O calendário tradicional (Marcadores de Tempo) é um dos conteúdos das aulas de Agroecologia e Sociologia que Carolina ministra na escola e faz parte de um currículo específico da educação local. Mas o responsável, na prática, pelos Marcadores de Tempo é o ancião Francisco, o mais velho da aldeia.
“Ele comanda o tempo de todos os rituais e as atividades ligadas ao calendário, e os jovens têm que participar”, conta Carolina. “Somos descendentes de um povo que lutou muito nesses anos, temos que amarrar essa história e deixar uma visão para os nossos netos ocuparem a região Marãiwatsédé. Cultivar a terra, produzir, melhorar a qualidade de vida. Esse é o futuro.”
Os ritos, de suma importância na dinâmica da sociedade Xavante, não cessaram nem quando eles ficaram dez meses, entre 2003 e 2004, acampados na beira da estrada, esperando a hora de reentrar na área onde estão atualmente. Do outro lado, estavam os posseiros, armados e sustentados por fazendeiros. “Quando os posseiros fizeram a barreira, os jovens tiveram coragem. Tem de aprender coragem desde pequeno… Acompanhar os guerreiros sem medo. A gente tem que conservar os jovens participando para que não percam a cultura”, explica o cacique Damião, relembrando a experiência da guerra vivida.
Ele reconhece que o apoio do governo federal foi condição decisiva para que os índios voltassem à terra onde estão seus ancestrais. Damião comemora, sonha. “Agora a terra é nossa, vamos viver tranquilos, sem ameaças.
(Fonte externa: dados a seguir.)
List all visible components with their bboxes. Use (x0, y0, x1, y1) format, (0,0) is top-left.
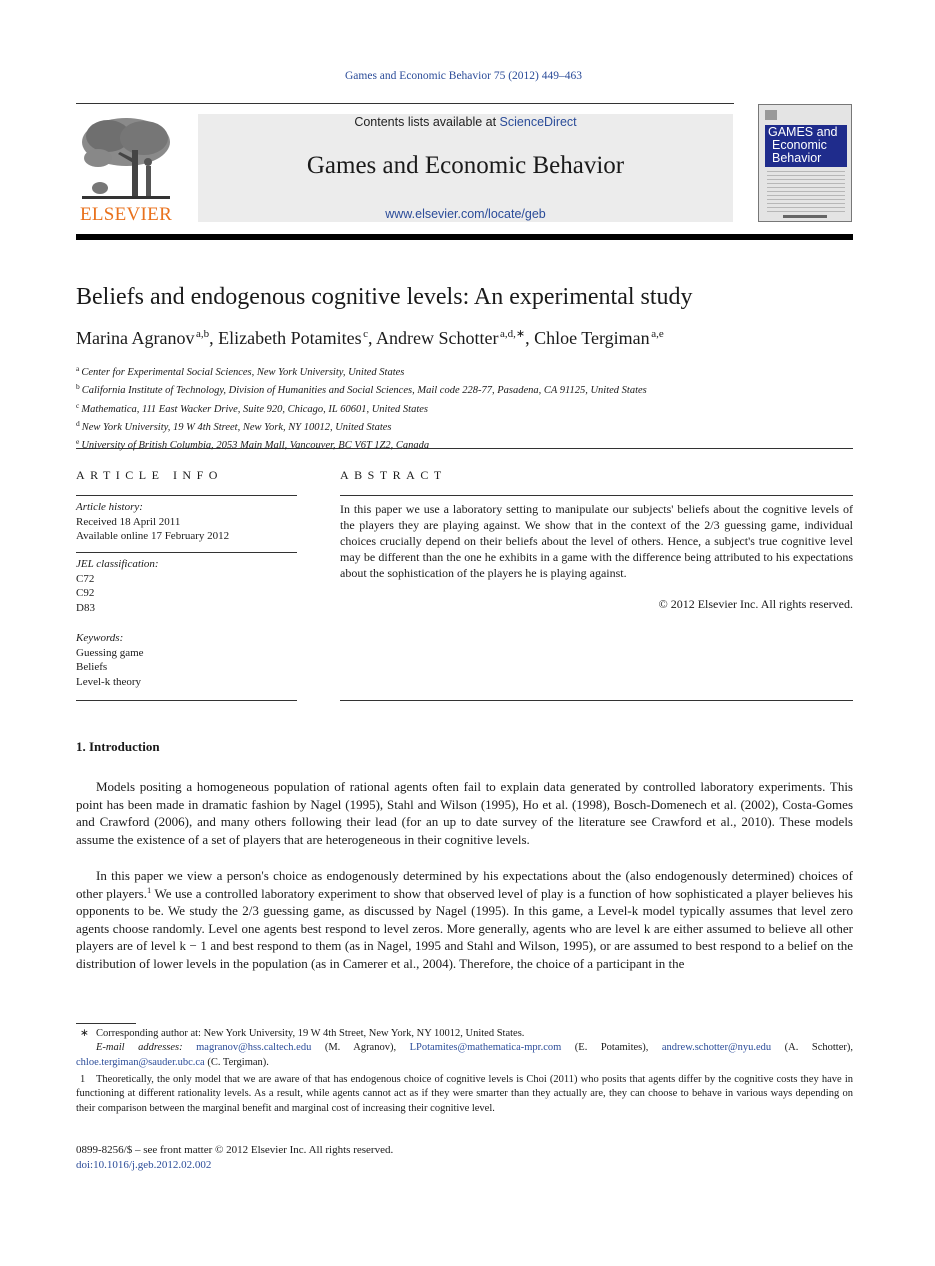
author-name: Marina Agranov (76, 328, 195, 348)
received-date: Received 18 April 2011 (76, 515, 181, 528)
author-affiliation-marks[interactable]: a,d,∗ (500, 328, 525, 340)
affiliation-key: b (76, 382, 80, 392)
doi-link[interactable]: doi:10.1016/j.geb.2012.02.002 (76, 1158, 393, 1173)
author-affiliation-marks[interactable]: a,e (651, 328, 664, 340)
author-name: Chloe Tergiman (534, 328, 650, 348)
history-label: Article history: (76, 501, 143, 513)
author[interactable]: Andrew Schotter a,d,∗ (376, 328, 525, 348)
cover-footer (783, 215, 827, 218)
affiliation-item: b California Institute of Technology, Div… (76, 380, 647, 398)
available-date: Available online 17 February 2012 (76, 530, 230, 542)
author-affiliation-marks[interactable]: a,b (196, 328, 209, 340)
journal-title: Games and Economic Behavior (306, 152, 625, 179)
footnote-text: Corresponding author at: New York Univer… (96, 1028, 525, 1039)
abstract-rule (340, 700, 853, 701)
article-history: Article history: Received 18 April 2011 … (76, 500, 229, 544)
affiliation-key: d (76, 418, 80, 428)
paragraph-text: We use a controlled laboratory experimen… (76, 885, 853, 971)
elsevier-tree-icon (82, 118, 170, 199)
article-title: Beliefs and endogenous cognitive levels:… (76, 284, 693, 310)
author-separator: , (525, 328, 535, 348)
affiliation-text: New York University, 19 W 4th Street, Ne… (81, 421, 392, 433)
contents-prefix: Contents lists available at (354, 115, 500, 129)
jel-label: JEL classification: (76, 558, 159, 570)
jel-code: C72 (76, 572, 95, 585)
elsevier-wordmark: ELSEVIER (79, 204, 173, 225)
footnote-rule (76, 1023, 136, 1024)
affiliation-item: d New York University, 19 W 4th Street, N… (76, 417, 647, 435)
sciencedirect-link[interactable]: ScienceDirect (500, 115, 577, 129)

E enquanto eu for vivo, nunca vou esquecer… Considero como irmãos a Dilma, o Gilberto Carvalho (ministro da Secretaria-Geral da Presidência da República), o Paulo Maldos, o Nilton Tubino (ambos da Secretaria de Articulação Social da Secretaria-Geral), o pessoal do Ministério Público, e de outros países que me apoiaram no dia da Rio+20. Com paciência se ganha tudo.”
Posto da Mata agora é Monipá
O posto de gasolina no cruzamento das rodovias BR-242 e BR-158 não existe mais. Tampouco comércios, residências, igrejas, escolas, farmácias. Foi tudo demolido. Sedes de fazendas, sítios, currais e outras edificações da zona rural. O palco da “operação de guerra”, na classificação dos ministros da Justiça, José Eduardo Cardozo, e da Secretaria-Geral da Presidência, Gilberto Carvalho, é o distrito de Posto da Mata, município de Alto da Boa Vista.
As demolições, intensas em abril e maio, estão em fase final, diz Aluísio Azanha, diretor de Proteção Territorial da Funai. A Justiça determinou a demolição das benfeitorias de origem não índia, depois que em janeiro cerca de 40 posseiros, insuflados por políticos e fazendeiros da região, voltaram a ocupar Posto da Mata, um ano depois da retirada dos não índios, quando a terra foi devolvida oficialmente aos Xavante.
Em meados de 2012, a Justiça determinou a desocupação do território pelos “intrusos”. Iniciou-se então o que foi chamado de desintrusão. A ação foi planejada por uma equipe do governo, envolvendo ministérios, Secretaria-Geral da Presidência, Funai, Ibama, Polícia Federal, Exército, Força Nacional, entre outros, visando a um processo pacífico. Por má-fé, a Justiça determinou a não indenização aos invasores, que haviam ocupado uma terra que sabiam pertencer aos índios.
Entre os habilitados a ser atendidos por programas sociais, o Incra cadastrou 235 famílias. As 97 que moravam em Posto da Mata foram assentadas no Projeto Casulo (Minha Casa, Minha Vida). Algumas aceitaram ir para o assentamento Santa Rita, em Ribeirão Cascalheira. Outras preferiram ir para a casa de parentes e conhecidos.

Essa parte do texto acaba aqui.